TWO Kenyan journalists have filed a complaint with the regulatory body complaining of intimidation by a vernacular radio morning show presenter, writes Denns Itumbi for

The two Rift Valley reporters, Peter Ng'etich (Nation Media Group) and Mathews Ndanyi (Radio Africa), said in a signed statement to the Media Council that the presenter waged a smear campaign by interpreting stories on his talk show and misleading listeners of his popular Kass FM radio station.

Kass FM broadcasts in the Kalenjin dialect and has been twice indicted for fanning tribal animosity alongside three other vernacular radio stations by the Waki Commission probing the Post Election violence and the Johan Kriegler commission that investigated the disputed 2007 Presidential elections.

In their letter, the duo say, "we feel that he mentioned the names in bad light and his actions are in bad light and against the journalism code of ethics and conduct."

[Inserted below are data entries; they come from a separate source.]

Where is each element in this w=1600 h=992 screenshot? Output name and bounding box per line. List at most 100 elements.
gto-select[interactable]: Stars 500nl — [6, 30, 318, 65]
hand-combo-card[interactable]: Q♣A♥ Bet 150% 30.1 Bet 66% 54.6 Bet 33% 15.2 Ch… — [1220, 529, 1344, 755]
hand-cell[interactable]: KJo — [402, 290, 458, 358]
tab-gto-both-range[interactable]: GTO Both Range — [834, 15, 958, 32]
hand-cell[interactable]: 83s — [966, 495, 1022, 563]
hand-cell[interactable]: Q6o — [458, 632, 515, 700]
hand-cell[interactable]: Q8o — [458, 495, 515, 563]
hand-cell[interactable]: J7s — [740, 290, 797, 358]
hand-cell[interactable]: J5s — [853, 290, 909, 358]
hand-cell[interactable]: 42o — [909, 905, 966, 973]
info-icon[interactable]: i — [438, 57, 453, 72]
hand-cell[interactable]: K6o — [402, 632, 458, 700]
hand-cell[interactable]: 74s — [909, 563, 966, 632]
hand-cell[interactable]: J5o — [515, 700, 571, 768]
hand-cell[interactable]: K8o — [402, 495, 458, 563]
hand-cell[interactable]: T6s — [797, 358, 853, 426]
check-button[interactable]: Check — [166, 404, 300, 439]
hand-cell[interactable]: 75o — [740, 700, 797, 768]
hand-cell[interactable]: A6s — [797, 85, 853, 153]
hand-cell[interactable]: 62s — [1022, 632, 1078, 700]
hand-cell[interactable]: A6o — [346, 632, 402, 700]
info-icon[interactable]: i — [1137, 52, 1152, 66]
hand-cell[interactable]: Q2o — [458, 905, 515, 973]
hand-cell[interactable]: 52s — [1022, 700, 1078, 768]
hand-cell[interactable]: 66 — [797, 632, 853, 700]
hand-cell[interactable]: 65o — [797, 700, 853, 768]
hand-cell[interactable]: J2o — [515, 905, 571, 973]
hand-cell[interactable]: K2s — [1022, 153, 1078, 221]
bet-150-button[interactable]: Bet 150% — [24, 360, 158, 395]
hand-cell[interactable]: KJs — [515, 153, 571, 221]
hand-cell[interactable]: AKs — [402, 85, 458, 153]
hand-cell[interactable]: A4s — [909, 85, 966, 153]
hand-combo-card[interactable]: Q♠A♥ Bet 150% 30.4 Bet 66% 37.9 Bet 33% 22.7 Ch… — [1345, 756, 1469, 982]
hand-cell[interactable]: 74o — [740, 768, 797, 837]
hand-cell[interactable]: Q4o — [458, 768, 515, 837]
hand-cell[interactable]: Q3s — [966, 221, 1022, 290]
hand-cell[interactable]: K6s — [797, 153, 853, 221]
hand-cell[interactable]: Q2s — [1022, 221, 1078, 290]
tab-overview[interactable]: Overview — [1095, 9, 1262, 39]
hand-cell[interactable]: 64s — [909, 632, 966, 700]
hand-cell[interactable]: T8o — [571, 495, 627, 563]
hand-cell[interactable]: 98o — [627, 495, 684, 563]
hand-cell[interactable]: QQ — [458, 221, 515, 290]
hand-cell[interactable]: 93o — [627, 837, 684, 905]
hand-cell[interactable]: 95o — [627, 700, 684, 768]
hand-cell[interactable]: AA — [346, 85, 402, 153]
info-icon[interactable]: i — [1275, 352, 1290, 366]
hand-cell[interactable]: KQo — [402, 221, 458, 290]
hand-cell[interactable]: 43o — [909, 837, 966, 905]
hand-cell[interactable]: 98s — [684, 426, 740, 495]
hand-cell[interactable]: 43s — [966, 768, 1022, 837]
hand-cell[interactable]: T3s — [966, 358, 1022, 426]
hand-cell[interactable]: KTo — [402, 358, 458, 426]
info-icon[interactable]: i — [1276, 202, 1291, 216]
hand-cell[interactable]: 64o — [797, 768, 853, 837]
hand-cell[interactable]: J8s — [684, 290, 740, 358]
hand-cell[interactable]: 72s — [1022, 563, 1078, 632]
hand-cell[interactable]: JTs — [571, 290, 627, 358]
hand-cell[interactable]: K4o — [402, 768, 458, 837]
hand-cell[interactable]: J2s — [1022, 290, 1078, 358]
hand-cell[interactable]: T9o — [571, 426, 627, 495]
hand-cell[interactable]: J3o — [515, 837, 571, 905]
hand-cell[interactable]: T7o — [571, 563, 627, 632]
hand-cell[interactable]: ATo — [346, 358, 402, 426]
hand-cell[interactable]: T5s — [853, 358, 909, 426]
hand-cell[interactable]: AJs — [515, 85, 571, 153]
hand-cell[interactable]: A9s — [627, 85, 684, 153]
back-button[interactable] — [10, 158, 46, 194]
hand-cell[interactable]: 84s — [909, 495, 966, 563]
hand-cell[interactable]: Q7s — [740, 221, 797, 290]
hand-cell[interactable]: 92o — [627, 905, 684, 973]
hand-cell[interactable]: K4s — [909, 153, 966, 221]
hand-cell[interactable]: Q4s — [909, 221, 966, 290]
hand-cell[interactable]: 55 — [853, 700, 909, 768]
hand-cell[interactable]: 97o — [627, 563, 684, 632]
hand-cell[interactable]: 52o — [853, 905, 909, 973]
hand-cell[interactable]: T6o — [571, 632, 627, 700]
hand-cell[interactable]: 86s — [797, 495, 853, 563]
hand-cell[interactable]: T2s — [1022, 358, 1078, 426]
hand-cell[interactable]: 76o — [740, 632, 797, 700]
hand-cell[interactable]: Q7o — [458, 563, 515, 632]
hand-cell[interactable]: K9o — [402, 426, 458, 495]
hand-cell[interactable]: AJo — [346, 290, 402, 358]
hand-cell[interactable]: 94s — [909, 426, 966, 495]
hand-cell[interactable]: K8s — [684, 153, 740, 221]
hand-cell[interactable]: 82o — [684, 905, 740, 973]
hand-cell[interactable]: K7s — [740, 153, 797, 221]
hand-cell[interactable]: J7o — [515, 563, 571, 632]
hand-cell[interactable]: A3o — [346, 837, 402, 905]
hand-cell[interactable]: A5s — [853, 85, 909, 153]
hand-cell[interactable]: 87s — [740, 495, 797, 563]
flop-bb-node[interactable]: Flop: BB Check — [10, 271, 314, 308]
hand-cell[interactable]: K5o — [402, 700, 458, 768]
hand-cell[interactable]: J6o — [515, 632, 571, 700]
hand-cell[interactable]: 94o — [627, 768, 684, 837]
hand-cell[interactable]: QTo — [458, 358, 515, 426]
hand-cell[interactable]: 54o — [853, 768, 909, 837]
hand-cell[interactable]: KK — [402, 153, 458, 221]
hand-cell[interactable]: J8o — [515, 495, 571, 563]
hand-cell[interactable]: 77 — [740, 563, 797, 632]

"By doing so, he exposed the journalists to public debate in a manner that was likely to cause them harm from listeners /readers," the joint letter read.

The letter further sought quick intervention from the Media Council, "we feel that the presenter's action were in bad faith and unless the council intervenes, we will be harmed or any other member of the council may face danger especially those working in Rift Valley where the station has majority listeners."

The journalists expressed fear of being attacked especially in the run up to the expected constitutional referendum next year and the succession political campaigns of 2012.

The letter also cites an incident where the presenter, Joshua Arap Sang, while acting as a master of ceremonies during the inauguration of a Kalenjin Council of Elders, allegedly threatened The Star reporter Mathews Ndanyi that he would burn his fingers if he wrote negatively about the meeting.

Interestingly in their report on the post election violence, Kenya National Human Rights Commission (KNHCR) published last year, Sang was the only journalist named as having incited listeners to come out of their houses and fight, "war has broken out what are you waiting for?"

A religious leader who delivered sermons in the station during the time was also named in the KNHCR report for inciting communities against each other through the radio broadcasts.